The positive electrode active material is not particularly limited, but may have a coating layer. The coating layer is a layer containing a material having lithium ion conductivity, having low reactivity with a positive electrode active material or a solid electrolyte, and capable of maintaining a form of a coating layer that does not flow even when in contact with an active material or a solid electrolyte. Specific examples of materials constituting the coating layer include, in addition to LiNbO₃, Li₄Ti₅O₁₂, and Li₃PO₄, but are not limited thereto.

The shape of the positive electrode active material is not particularly limited as long as it has a general shape as the positive electrode active material of the battery. The positive electrode active material may be in a particulate form, for example. The positive electrode active material may be a primary particle or a secondary particle in which a plurality of primary particles is aggregated. The mean particle diameter D₅₀ of the positive electrode active material may be, for example, greater than or equal to 1 nm, greater than or equal to 5 nm, or greater than or equal to 10 nm, and may be less than or equal to 500 μm, less than or equal to 100 μm, less than or equal to 50 μm, or less than or equal to 30 μm. The mean particle diameter D₅₀ is the particle diameter (median diameter) at an integrated value of 50% in the volume-based particle size distribution determined by the laser diffraction/scattering method.

For the solid electrolyte, the conductive auxiliary agent, and the binder that can be included in the cathode active material layer, reference can be made to the description of “anode active material layer”.

The shape of the cathode active material layer is not particularly limited, but may be, for example, a sheet-like cathode active material layer having a substantially flat surface. The thickness of the cathode active material layers is not particularly limited, but may be, for example, 0.1 μm or more, 1 μm or more, or 10 μm or more, and may be 2 mm or less, 1 mm or less, or 500 μm or less.

The cathode active material layer can be produced by applying a known method. For example, the cathode active material layer can be easily formed by, for example, dry or wet molding of a positive electrode mixture containing the above-described various components. The cathode active material layer may be formed together with the positive electrode current collector layer, or may be formed separately from the positive electrode current collector layer.

Positive Electrode Current Collector Layer

A material used for the positive electrode current collector layer is not particularly limited, but a material generally used as a positive electrode current collector of a battery can be appropriately adopted.
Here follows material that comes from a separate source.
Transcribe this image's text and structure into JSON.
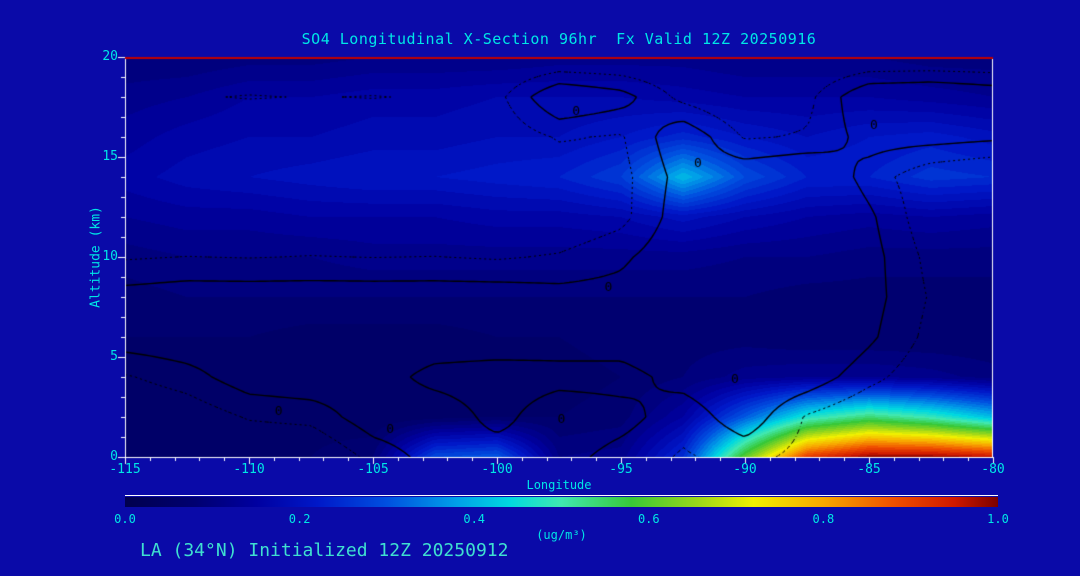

Examples of materials used for the positive electrode current collector layers include, but are not limited to, Cu, Ni, Cr, Au, Pt, Ag, Al, Fe, Ti, Zn, Co, and stainless-steel. Further, the positive electrode current collector layer may have some coating layer on the surface thereof for the purpose of adjusting the resistance or the like. The positive electrode current collector layer may be formed by plating or depositing the metal on a metal foil or a base material.
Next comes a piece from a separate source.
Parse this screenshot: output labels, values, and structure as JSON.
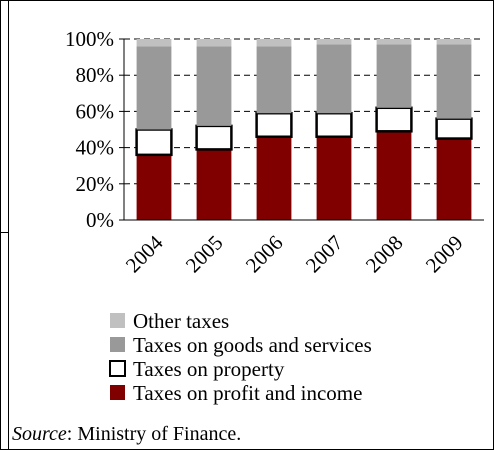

The shape of the positive electrode current collector layer is not particularly limited, but may be, for example, a foil shape, a plate shape, or a mesh shape. Among the above, the foil shape is preferred.
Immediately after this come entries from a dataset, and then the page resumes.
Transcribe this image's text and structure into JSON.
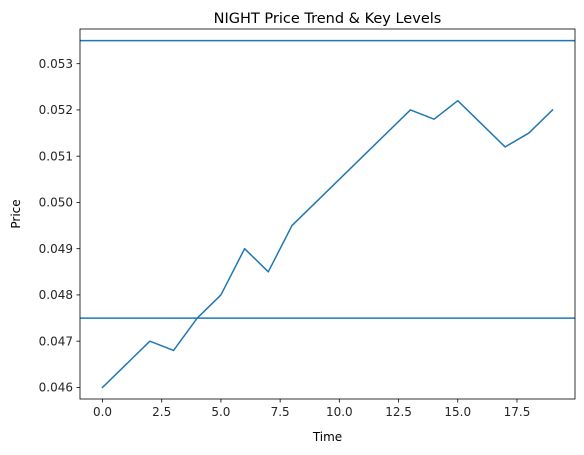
{
  "chart_data": {
    "type": "line",
    "title": "NIGHT Price Trend & Key Levels",
    "xlabel": "Time",
    "ylabel": "Price",
    "xlim": [
      -0.95,
      19.95
    ],
    "ylim": [
      0.04575,
      0.05375
    ],
    "x_ticks": [
      0,
      2.5,
      5,
      7.5,
      10,
      12.5,
      15,
      17.5
    ],
    "x_tick_labels": [
      "0.0",
      "2.5",
      "5.0",
      "7.5",
      "10.0",
      "12.5",
      "15.0",
      "17.5"
    ],
    "y_ticks": [
      0.046,
      0.047,
      0.048,
      0.049,
      0.05,
      0.051,
      0.052,
      0.053
    ],
    "y_tick_labels": [
      "0.046",
      "0.047",
      "0.048",
      "0.049",
      "0.050",
      "0.051",
      "0.052",
      "0.053"
    ],
    "grid": false,
    "legend": "none",
    "series": [
      {
        "x": [
          0,
          1,
          2,
          3,
          4,
          5,
          6,
          7,
          8,
          9,
          10,
          11,
          12,
          13,
          14,
          15,
          16,
          17,
          18,
          19
        ],
        "values": [
          0.046,
          0.0465,
          0.047,
          0.0468,
          0.0475,
          0.048,
          0.049,
          0.0485,
          0.0495,
          0.05,
          0.0505,
          0.051,
          0.0515,
          0.052,
          0.0518,
          0.0522,
          0.0517,
          0.0512,
          0.0515,
          0.052
        ],
        "color": "#1f77b4"
      }
    ],
    "hlines": [
      {
        "y": 0.0535,
        "color": "#1f77b4"
      },
      {
        "y": 0.0475,
        "color": "#1f77b4"
      }
    ]
  }
}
The thickness of the positive electrode current collector layers is not particularly limited, but may be 0.1 μm or more, or 1 μm or more, and may be 1 mm or less, or 100 μm or less.

While embodiments of the battery and method of manufacturing the battery of the present disclosure have been described, those skilled in the art will appreciate that changes can be made without departing from the scope of the claims.